18 Las de toujours conter la même histoire sans profit, les habitants du ghetto exprimaient en outre

leur réticence à montrer des conditions de vie dégradantes, qui constituaient aussi une intimité qu’ils voulaient garder secrète. L’image d’eux-mêmes et le sentiment d’échec auxquels le ghetto les confrontait, étaient vécus douloureusement, augmentant encore l’aspiration à un ailleurs et à un avenir meilleurs. Ousmane, un camerounais de 22 ans qui s’était converti à l’islam pour faciliter son voyage vers le Maroc et qui vivait dans le ghetto depuis trois mois lorsque je le rencontrai en février 2009, racontait qu’il refuse qu’on le filme car « il en va

de la dignité de tout à chacun. […]. Je ne veux pas que ma famille me voit comme ça » et il

imaginait : « Si un jour je suis milliardaire, j’aimerais raconter à un enfant que j’ai demandé

de la nourriture pour manger, il ne croira pas et pourtant ce sera vrai ».

19 Fermé aux étrangers à l’issue d’une décision collégiale, l’accès au ghetto était en partie régulé

par les responsables de l’Association des Refoulés d’Afrique Centrale au Mali (ARACEM), qui constituait une sorte d’interface entre la société civile et la situation cachée du ghetto.

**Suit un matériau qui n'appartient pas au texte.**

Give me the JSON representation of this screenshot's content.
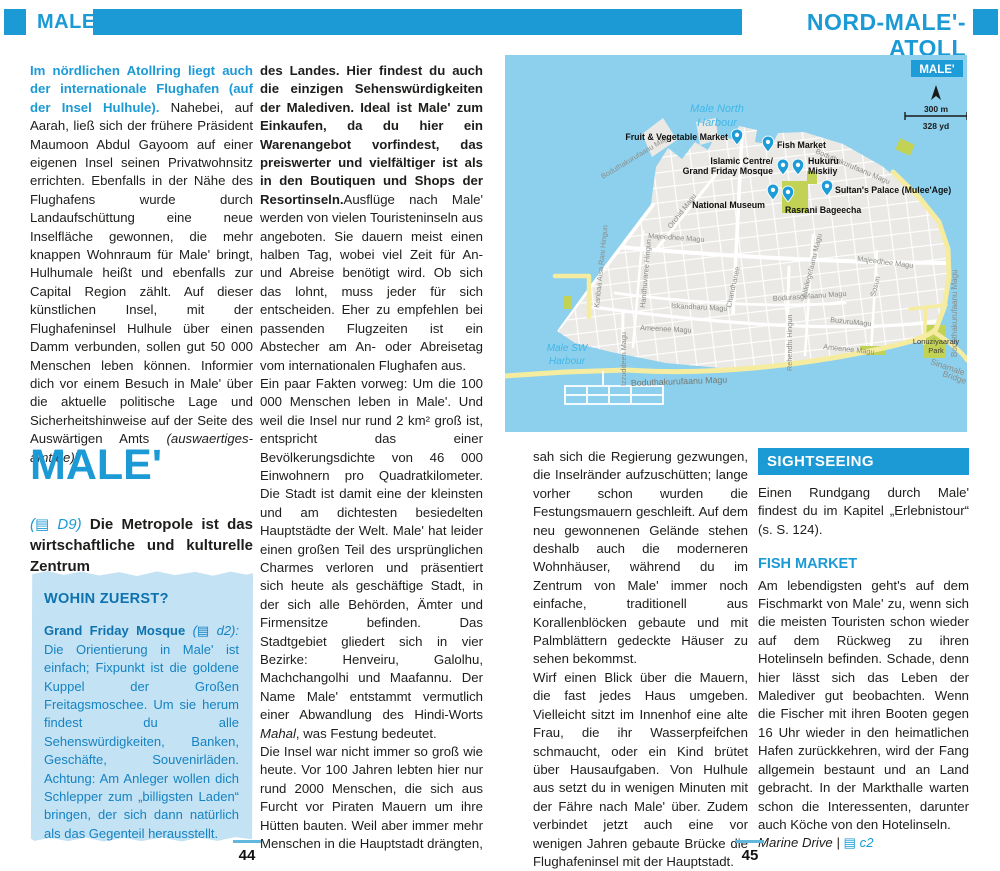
{
  "header": {
    "left_tab": "MALE'",
    "right_title": "NORD-MALE'-ATOLL"
  },
  "col1": {
    "lead_bold": "Im nördlichen Atollring liegt auch der internationale Flughafen (auf der Insel Hulhule).",
    "lead_rest": " Nahebei, auf Aarah, ließ sich der frühere Präsident Maumoon Abdul Gayoom auf einer eigenen Insel seinen Privatwohnsitz errichten. Ebenfalls in der Nähe des Flughafens wurde durch Landaufschüttung eine neue Inselfläche gewonnen, die mehr knappen Wohnraum für Male' bringt, Hulhumale heißt und ebenfalls zur Capital Region zählt. Auf dieser künstlichen Insel, mit der Flughafeninsel Hulhule über einen Damm verbunden, sollen gut 50 000 Menschen leben können. Informier dich vor einem Besuch in Male' über die aktuelle politische Lage und Sicherheitshinweise auf der Seite des Auswärtigen Amts ",
    "lead_site": "(auswaertiges-amt.de)",
    "lead_excl": "!",
    "heading": "MALE'",
    "sub_ref": "(▤ D9) ",
    "sub_text": "Die Metropole ist das wirtschaftliche und kulturelle Zentrum",
    "wohin_title": "WOHIN ZUERST?",
    "wohin_lead": "Grand Friday Mosque ",
    "wohin_ref": "(▤ d2):",
    "wohin_body": " Die Orientierung in Male' ist einfach; Fixpunkt ist die goldene Kuppel der Großen Freitagsmoschee. Um sie herum findest du alle Sehenswürdigkeiten, Banken, Geschäfte, Souvenirläden. Achtung: Am Anleger wollen dich Schlepper zum „billigsten Laden“ bringen, der sich dann natürlich als das Gegenteil herausstellt."
  },
  "col2": {
    "bold": "des Landes. Hier findest du auch die einzigen Sehenswürdigkeiten der Malediven. Ideal ist Male' zum Einkaufen, da du hier ein Warenangebot vorfindest, das preiswerter und vielfältiger ist als in den Boutiquen und Shops der Resortinseln.",
    "p1": "Ausflüge nach Male' werden von vielen Touristeninseln aus angeboten. Sie dauern meist einen halben Tag, wobei viel Zeit für An- und Abreise benötigt wird. Ob sich das lohnt, muss jeder für sich entscheiden. Eher zu empfehlen bei passenden Flugzeiten ist ein Abstecher am An- oder Abreisetag vom internationalen Flughafen aus.",
    "p2a": "Ein paar Fakten vorweg: Um die 100 000 Menschen leben in Male'. Und weil die Insel nur rund 2 km² groß ist, entspricht das einer Bevölkerungsdichte von 46 000 Einwohnern pro Quadratkilometer. Die Stadt ist damit eine der kleinsten und am dichtesten besiedelten Hauptstädte der Welt. Male' hat leider einen großen Teil des ursprünglichen Charmes verloren und präsentiert sich heute als geschäftige Stadt, in der sich alle Behörden, Ämter und Firmensitze befinden. Das Stadtgebiet gliedert sich in vier Bezirke: Henveiru, Galolhu, Machchangolhi und Maafannu. Der Name Male' entstammt vermutlich einer Abwandlung des Hindi-Worts ",
    "p2_italic": "Mahal",
    "p2b": ", was Festung bedeutet.",
    "p3": "Die Insel war nicht immer so groß wie heute. Vor 100 Jahren lebten hier nur rund 2000 Menschen, die sich aus Furcht vor Piraten Mauern um ihre Hütten bauten. Weil aber immer mehr Menschen in die Hauptstadt drängten,"
  },
  "col3": {
    "p1": "sah sich die Regierung gezwungen, die Inselränder aufzuschütten; lange vorher schon wurden die Festungsmauern geschleift. Auf dem neu gewonnenen Gelände stehen deshalb auch die moderneren Wohnhäuser, während du im Zentrum von Male' immer noch einfache, traditionell aus Korallenblöcken gebaute und mit Palmblättern gedeckte Häuser zu sehen bekommst.",
    "p2": "Wirf einen Blick über die Mauern, die fast jedes Haus umgeben. Vielleicht sitzt im Innenhof eine alte Frau, die ihr Wasserpfeifchen schmaucht, oder ein Kind brütet über Hausaufgaben. Von Hulhule aus setzt du in wenigen Minuten mit der Fähre nach Male' über. Zudem verbindet jetzt auch eine vor wenigen Jahren gebaute Brücke die Flughafeninsel mit der Hauptstadt."
  },
  "col4": {
    "sightseeing_title": "SIGHTSEEING",
    "intro": "Einen Rundgang durch Male' findest du im Kapitel „Erlebnistour“ (s. S. 124).",
    "fish_title": "FISH MARKET",
    "fish_body": "Am lebendigsten geht's auf dem Fischmarkt von Male' zu, wenn sich die meisten Touristen schon wieder auf dem Rückweg zu ihren Hotelinseln befinden. Schade, denn hier lässt sich das Leben der Malediver gut beobachten. Wenn die Fischer mit ihren Booten gegen 16 Uhr wieder in den heimatlichen Hafen zurückkehren, wird der Fang allgemein bestaunt und an Land gebracht. In der Markthalle warten schon die Interessenten, darunter auch Köche von den Hotelinseln.",
    "ref_name": "Marine Drive",
    "ref_sep": " | ",
    "ref_map": "▤ c2"
  },
  "map": {
    "title": "MALE'",
    "scale_m": "300 m",
    "scale_yd": "328 yd",
    "harbour_north_1": "Male North",
    "harbour_north_2": "Harbour",
    "harbour_sw_1": "Male SW",
    "harbour_sw_2": "Harbour",
    "pois": {
      "fruit": "Fruit & Vegetable Market",
      "fish": "Fish Market",
      "islamic_1": "Islamic Centre/",
      "islamic_2": "Grand Friday Mosque",
      "hukuru_1": "Hukuru",
      "hukuru_2": "Miskiiy",
      "sultans": "Sultan's Palace (Mulee'Age)",
      "museum": "National Museum",
      "rasrani": "Rasrani Bageecha"
    },
    "streets": {
      "bodu": "Boduthakurufaanu Magu",
      "orchid": "Orchid Magu",
      "majeedhee": "Majeedhee Magu",
      "iskandharu": "Iskandharu Magu",
      "chandhanee": "Chandhanee",
      "bodurasgefaanu": "Bodurasgefaanu Magu",
      "buzuru": "BuzuruMagu",
      "ameenee": "Ameenee Magu",
      "rehendhi": "Rehendhi Hingun",
      "izzuddeen": "Izzuddeen Magu",
      "kanbaa": "Kanbaa Aisa Rani Hingun",
      "handhuvaree": "Handhuvaree Hingun",
      "alikilegefaanu": "Alikilegefaanu Magu",
      "sosun": "Sosun"
    },
    "places": {
      "lonu_1": "Lonuziyaaraiy",
      "lonu_2": "Park",
      "bridge_1": "Sinamale",
      "bridge_2": "Bridge"
    },
    "colors": {
      "sea": "#8cd0ed",
      "land": "#eae9e5",
      "road_major": "#f5eca0",
      "park": "#c1d254",
      "pin": "#1e9cd7"
    }
  },
  "footer": {
    "left_page": "44",
    "right_page": "45"
  }
}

Le compromis auquel je parvins avec eux était que je rencontrerai, dans les locaux de l’association, des habitants du ghetto, auxquels je devais donner quelque chose en contrepartie. Cet arrangement se conclut, sans qu’il fût nécessaire d’en discuter très longuement, autour de la nourriture. Comme les entretiens avaient lieu le matin, j’apportais des viennoiseries et des boissons et je laissais de l’argent pour le déjeuner ; à la fin de mon séjour, nous nous sommes retrouvés pour dîner dans la pension où je logeais. Ces échanges réels et symboliques autour de la nourriture permirent de dépasser le premier refus d’enquête. Ces formes de conversation et de partage ressemblaient d’avantage à une relation entre convives (qui peuvent l’espace d’un repas se livrer à des conversations riches sans être engagés dans une relation dans le temps) qu’à une relation d’enquêteur à enquêtés, et une forme de respect et d’écoute mutuelle s’est assez vite installée. Il suffit parfois d’une tournée, d’un repas offert ou préparé, pour que les réticences s’estompent et qu’il devienne possible de parler d’une situation pourtant précaire et de la nourriture en particulier comme d’un sujet, d’une préoccupation vitale, mais un moment mise à distance par le cadre créé. Les habitants du ghetto regrettaient la monotonie des sempiternels plats de riz en sauce servis au Mali. La nourriture camerounaise (pays dont ils étaient pour la plupart originaires), la variété de ses ingrédients, la prépondérance des tubercules dans les mets cuisinés, étaient devenues l’expression de leur nostalgie. Les ingrédients introuvables au Mali augmentaient leur désarroi.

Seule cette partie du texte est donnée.